NERAM, Armidale
Group Exhibition
I lived here (Armidale) as a child until I was 14. My family roots are here. I also lived in Sydney for a while, for about 20 years. I decided eventually that I needed to move back to the country for painting, because it’s the natural and not so much the urban environment that motivates me to paint. The obvious place to come back to for me was Armidale. I love the Tablelands with its variety of landforms, and the wonderful Gorge country where the land drops away suddenly towards the east.
It’s the drama in the light that mostly captures my imagination, which is probably an Australian wide thing but I think New England has its own unique sort of light. The flora has a wild ruggedness about it. I suppose landscape inspires me anywhere but I tend to paint and be more inspired by the inland rather than the coast, and I prefer to live in a cooler climate. There are wonderful textures in the grasses here, and the changes in the colours from summer to winter, I like that as well because it starts to get quite bleak looking. During these times the straw colours are broken up by areas of sage and rust colours, but it is all quite subtle. The light, light is a big factor for me in painting. I guess it’s the main thing that motivates me to paint, especially in the evenings when all that bleached looking landscape totally alters and is transformed into something rich and vivid, and all those wonderful steely blues, mauves and pinks start to appear on the eastern horizon.
I think generally my paintings require a bit of adjusting to. They are not immediately accessible. You might say they are an acquired taste. That’s a fairly common response I get from the work anyway. I’d rather paint what’s beyond what we see with our physical senses, or attempt to. I certainly don’t like the viewer to be anchored to a physical location in their imagination. I’d rather my paintings to trigger something inwardly, that they may not have tapped into before. The aim is to hopefully appeal to the viewer on a more subconscious level, so if I use place names in my titles, I think it limits the imagination and the viewer’s ability to ultimately gain something from it at a deeper level.

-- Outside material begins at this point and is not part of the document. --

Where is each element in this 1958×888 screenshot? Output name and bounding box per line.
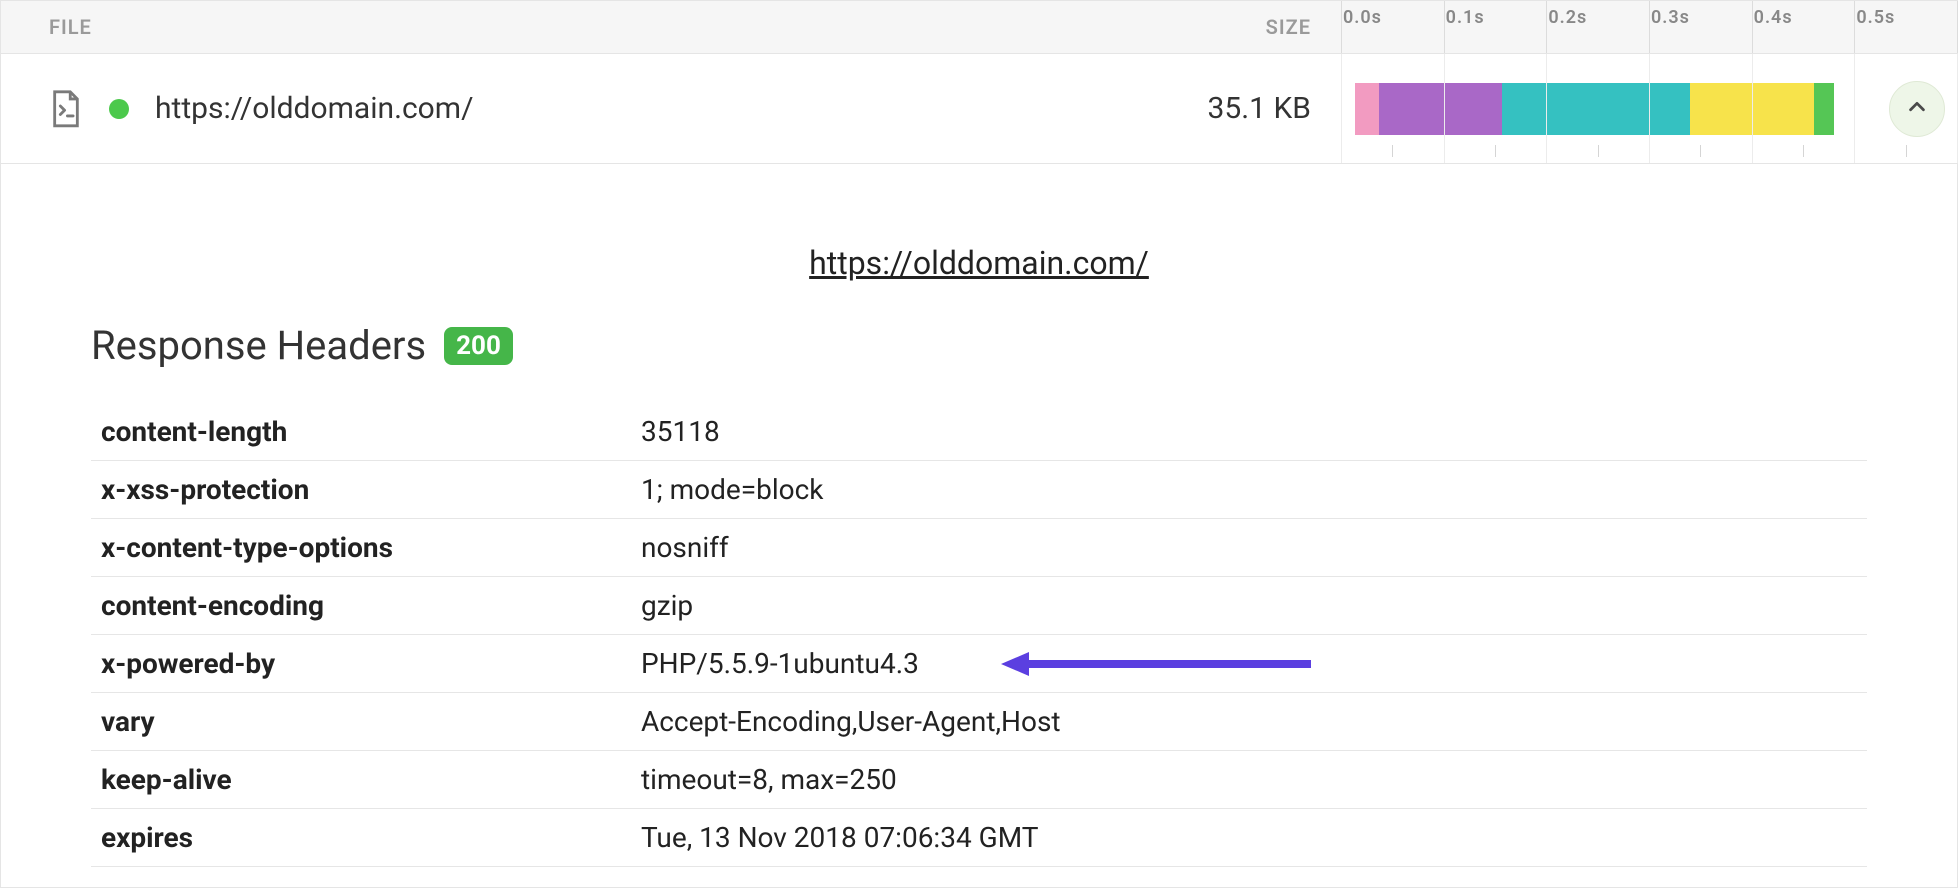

When I look at landscape, I try to break it down into patterns of light and dark so that it virtually becomes a cacophony of abstract shapes and colours. I attempt to capture this with quick pencil scribbles and then add worded colour references. I’ve developed this bizarre way of describing colours- coral pink with slightly pea green edges for example. I’ll then work from these references on a larger scale, on canvas and board in the studio.